Richard Blum, a University of California regent who is married to Democratic Sen. Dianne Feinstein, was revealed Thursday to be the same regent named in a damning state audit on the school’s admissions scandal that was released this week.

A spokesman for Feinstein said the California senator had no comment.

The state auditor’s report comes more than a year after the FBI accused dozens of wealthy people ― executives, real estate professionals and multiple Hollywood actors ― of using scam tactics to ensure their children were admitted to elite colleges, including UC’s sprawling university system.

State investigators subsequently determined that UC staff had failed to implement an admissions process that was fair to all applicants. At least 64 students gained admission as a favor to donors, family and friends between 2013 and 2019, the auditors found.

Blum’s role in the scandal was “particularly problematic,” the report stated, due to his powerful position on the board of regents, which makes decisions about how the system should be run. The report concluded that Blum influenced the decision to admit a single unnamed student to the University of California at Berkeley.

It read:

UC Berkeley appears to have admitted this student because of an inappropriate letter of support from a university Regent. University policy states that members of the Board of Regents should not seek to influence inappropriately the outcome of admissions decisions beyond sending letters of recommendation, when appropriate, through the regular admissions process. However, the Regent did not submit this letter through the regular admissions process. Rather, after the campus placed this applicant on its waitlist, the Regent wrote a letter to UC Berkeley’s chancellor advocating for the applicant, and the chancellor’s staff sent the letter to UC Berkeley’s development office, which in turn forwarded the letter to the admissions office.

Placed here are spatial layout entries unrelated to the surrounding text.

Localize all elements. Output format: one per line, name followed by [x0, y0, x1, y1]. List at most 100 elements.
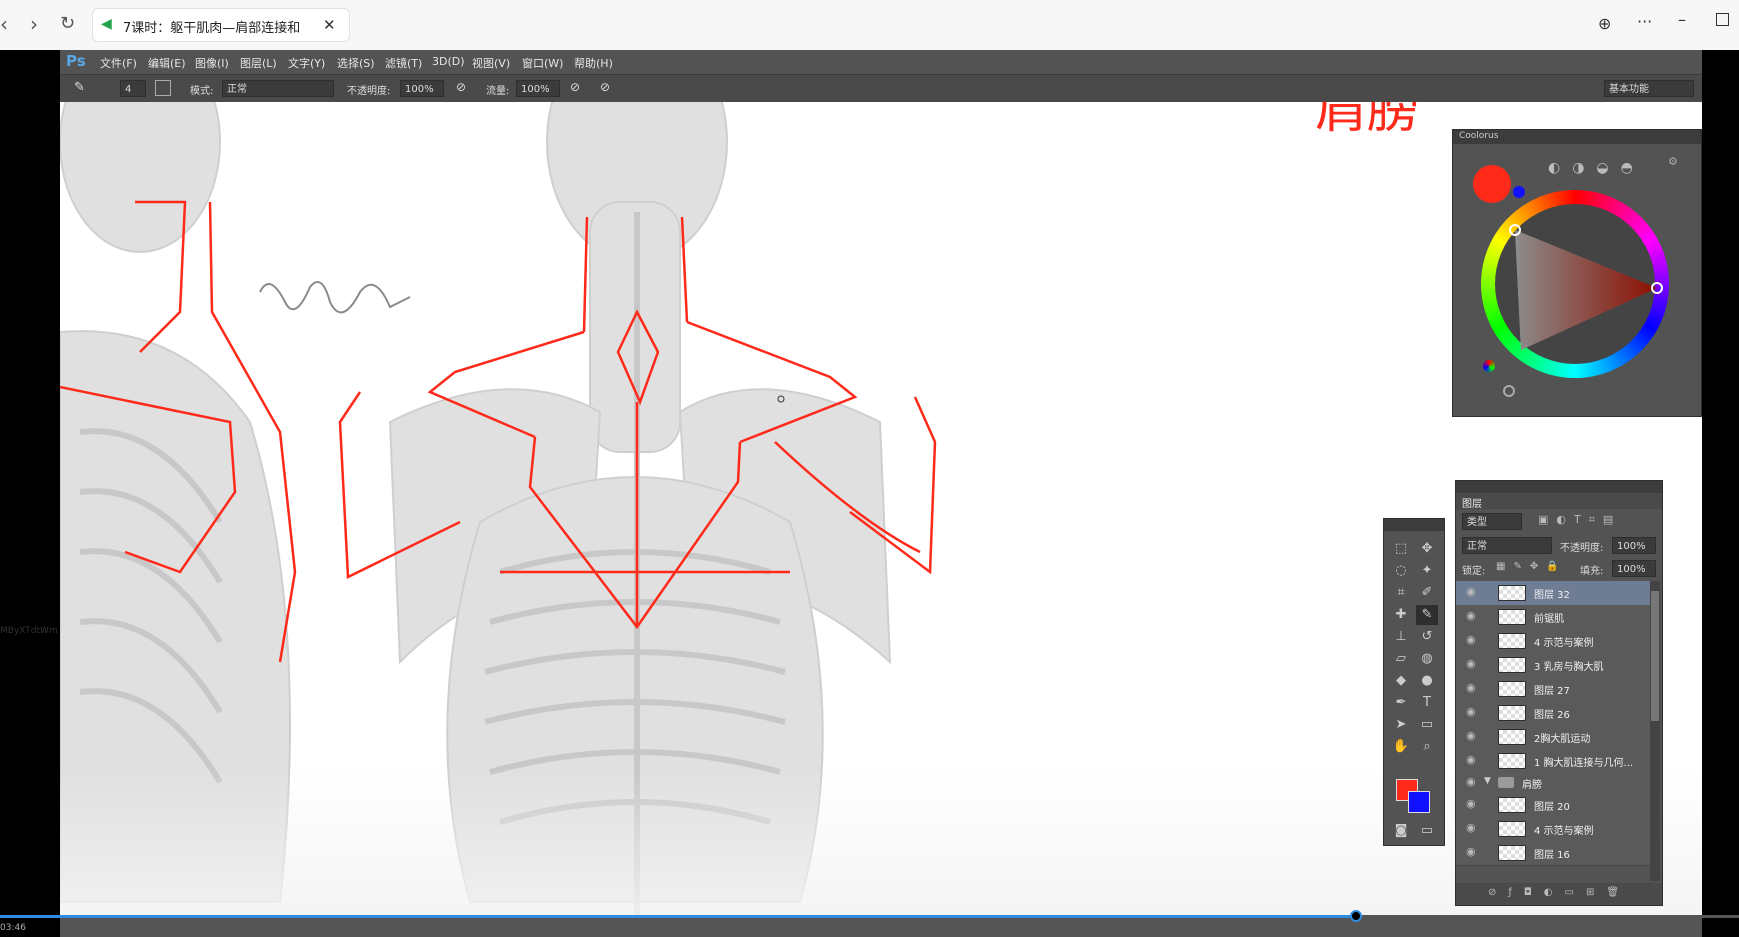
lasso-tool-icon[interactable]: ◌: [1390, 561, 1412, 581]
refresh-icon[interactable]: ↻: [60, 13, 75, 34]
type-tool-icon[interactable]: T: [1416, 693, 1438, 713]
eye-icon[interactable]: ◉: [1466, 658, 1478, 670]
eye-icon[interactable]: ◉: [1466, 798, 1478, 810]
eye-icon[interactable]: ◉: [1466, 706, 1478, 718]
chevron-left-icon[interactable]: ‹: [0, 12, 12, 36]
layer-blend-mode[interactable]: 正常: [1462, 537, 1552, 554]
quick-mask-icon[interactable]: ◙: [1390, 821, 1412, 841]
layer-row[interactable]: ◉ 图层 27: [1456, 677, 1650, 702]
menu-type[interactable]: 文字(Y): [288, 55, 325, 71]
path-select-icon[interactable]: ➤: [1390, 715, 1412, 735]
brush-tool-icon[interactable]: ✎: [74, 80, 85, 95]
gear-icon[interactable]: ⚙: [1668, 155, 1678, 168]
menu-3d[interactable]: 3D(D): [432, 55, 465, 68]
globe-icon[interactable]: ⊕: [1598, 14, 1611, 33]
dodge-tool-icon[interactable]: ●: [1416, 671, 1438, 691]
chevron-right-icon[interactable]: ›: [30, 12, 38, 36]
eye-icon[interactable]: ◉: [1466, 846, 1478, 858]
screen-mode-icon[interactable]: ▭: [1416, 821, 1438, 841]
menu-edit[interactable]: 编辑(E): [148, 55, 186, 71]
hand-tool-icon[interactable]: ✋: [1390, 737, 1412, 757]
menu-file[interactable]: 文件(F): [100, 55, 137, 71]
layer-row[interactable]: ◉ 2胸大肌运动: [1456, 725, 1650, 750]
mode-select[interactable]: 正常: [222, 80, 334, 97]
coolorus-mode-icons[interactable]: ◐◑◒◓: [1548, 160, 1668, 180]
lock-label: 锁定:: [1462, 566, 1486, 577]
eye-icon[interactable]: ◉: [1466, 776, 1478, 788]
opacity-field[interactable]: 100%: [400, 80, 444, 97]
menu-help[interactable]: 帮助(H): [574, 55, 613, 71]
speaker-icon[interactable]: ◀: [101, 17, 115, 31]
layer-row[interactable]: ◉ 图层 32: [1456, 581, 1650, 606]
restore-icon[interactable]: [1716, 13, 1729, 26]
menu-filter[interactable]: 滤镜(T): [385, 55, 422, 71]
layers-scrollbar[interactable]: [1650, 581, 1660, 881]
swatch-toggle-icon[interactable]: [1503, 385, 1515, 397]
brush-panel-icon[interactable]: [155, 80, 171, 96]
blur-tool-icon[interactable]: ◆: [1390, 671, 1412, 691]
eye-icon[interactable]: ◉: [1466, 610, 1478, 622]
layer-filter-select[interactable]: 类型: [1462, 513, 1522, 530]
menu-select[interactable]: 选择(S): [337, 55, 375, 71]
zoom-tool-icon[interactable]: ⌕: [1416, 737, 1438, 757]
lock-icons[interactable]: ▦✎✥🔒: [1496, 561, 1567, 572]
healing-brush-icon[interactable]: ✚: [1390, 605, 1412, 625]
layer-opacity-field[interactable]: 100%: [1612, 537, 1656, 554]
eye-icon[interactable]: ◉: [1466, 634, 1478, 646]
layer-row[interactable]: ◉ 1 胸大肌连接与几何...: [1456, 749, 1650, 774]
minimize-icon[interactable]: –: [1678, 10, 1686, 29]
progress-handle[interactable]: [1350, 910, 1363, 922]
layer-actions-icons[interactable]: ⊘ƒ◘◐▭⊞🗑: [1488, 887, 1631, 898]
tools-panel: ⬚ ✥ ◌ ✦ ⌗ ✐ ✚ ✎ ⊥ ↺ ▱ ◍ ◆ ● ✒ T ➤ ▭ ✋ ⌕ …: [1383, 518, 1445, 846]
menu-image[interactable]: 图像(I): [195, 55, 229, 71]
tools-background-color[interactable]: [1408, 791, 1430, 813]
eye-icon[interactable]: ◉: [1466, 586, 1478, 598]
more-menu-button[interactable]: ···: [1637, 12, 1652, 31]
watermark-text: MByXTdtWm: [0, 626, 58, 636]
chevron-down-icon[interactable]: ▼: [1484, 776, 1491, 786]
harmony-icon[interactable]: [1483, 360, 1495, 372]
brush-tool-selected-icon[interactable]: ✎: [1416, 605, 1438, 625]
eye-icon[interactable]: ◉: [1466, 730, 1478, 742]
pen-tool-icon[interactable]: ✒: [1390, 693, 1412, 713]
menu-view[interactable]: 视图(V): [472, 55, 510, 71]
magic-wand-icon[interactable]: ✦: [1416, 561, 1438, 581]
eraser-icon[interactable]: ▱: [1390, 649, 1412, 669]
eye-icon[interactable]: ◉: [1466, 682, 1478, 694]
menu-layer[interactable]: 图层(L): [240, 55, 277, 71]
move-tool-icon[interactable]: ✥: [1416, 539, 1438, 559]
layer-row[interactable]: ◉ 图层 26: [1456, 701, 1650, 726]
marquee-tool-icon[interactable]: ⬚: [1390, 539, 1412, 559]
eye-icon[interactable]: ◉: [1466, 754, 1478, 766]
eye-icon[interactable]: ◉: [1466, 822, 1478, 834]
close-icon[interactable]: ✕: [323, 16, 336, 34]
layer-row[interactable]: ◉ 图层 20: [1456, 793, 1650, 818]
flow-field[interactable]: 100%: [516, 80, 560, 97]
color-wheel[interactable]: [1481, 190, 1669, 378]
eyedropper-icon[interactable]: ✐: [1416, 583, 1438, 603]
layer-row[interactable]: ◉ 图层 16: [1456, 841, 1650, 866]
layer-filter-icons[interactable]: ▣◐T⌗▤: [1538, 513, 1621, 527]
color-triangle[interactable]: [1481, 190, 1669, 378]
layer-row[interactable]: ◉ 4 示范与案例: [1456, 629, 1650, 654]
layers-tab[interactable]: 图层: [1456, 493, 1662, 510]
stamp-tool-icon[interactable]: ⊥: [1390, 627, 1412, 647]
workspace-select[interactable]: 基本功能: [1604, 80, 1694, 97]
brush-size-picker[interactable]: 4: [120, 80, 146, 97]
layer-group-row[interactable]: ◉ ▼ 肩膀: [1456, 773, 1650, 794]
layers-panel-topbar: [1456, 481, 1662, 493]
layer-row[interactable]: ◉ 前锯肌: [1456, 605, 1650, 630]
pressure-size-icon[interactable]: ⊘: [600, 80, 610, 94]
airbrush-icon[interactable]: ⊘: [570, 80, 580, 94]
menu-window[interactable]: 窗口(W): [522, 55, 563, 71]
browser-tab[interactable]: ◀ 7课时：躯干肌肉—肩部连接和 ✕: [92, 8, 350, 42]
layer-fill-field[interactable]: 100%: [1612, 560, 1656, 577]
layer-row[interactable]: ◉ 4 示范与案例: [1456, 817, 1650, 842]
paint-bucket-icon[interactable]: ◍: [1416, 649, 1438, 669]
layers-scroll-thumb[interactable]: [1651, 591, 1659, 721]
layer-row[interactable]: ◉ 3 乳房与胸大肌: [1456, 653, 1650, 678]
pressure-opacity-icon[interactable]: ⊘: [456, 80, 466, 94]
history-brush-icon[interactable]: ↺: [1416, 627, 1438, 647]
shape-tool-icon[interactable]: ▭: [1416, 715, 1438, 735]
crop-tool-icon[interactable]: ⌗: [1390, 583, 1412, 603]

Given both the “low likelihood of this applicant’s admission” and the “prominent and influential role that Regents have within the university,” the report stated that Blum “likely” gave the student the leg up needed to secure admission.

But there is more than one student he helped this way.

Blum himself acknowledged Thursday that he has sent letters advocating for student admissions many times, telling the San Francisco Chronicle that “no one ever told me it was wrong.”

“I did it a bunch of times,” Blum said. “Usually [for] friends. My cousin’s brother wanted to get into Davis. They’d send me a letter and tell me why it’s a good kid, and I’ll send it on to the chancellor. Been doing it forever.”

He told The Mercury News that he was baffled by the controversy.

“This is the first time I’ve heard that maybe I did something that wasn’t right,” Blum said, according to the paper. “I think it’s a bunch of nonsense.”

In a statement, UC Berkeley Chancellor Carol Christ called the allegations contained in the state auditors’ report “highly disturbing.”

“These allegations, if true, are unacceptable, especially in our community where excellence, fairness and equity are our core values,” Christ said. “We are committed to getting to the bottom of this.”

When the FBI announced the charges in March 2019, it renewed accusations that America’s higher education system favors the wealthy and powerful. Two actors who were charged in the case, Felicity Huffman and Lori Loughlin, later pleaded guilty to fraud and received light prison sentences.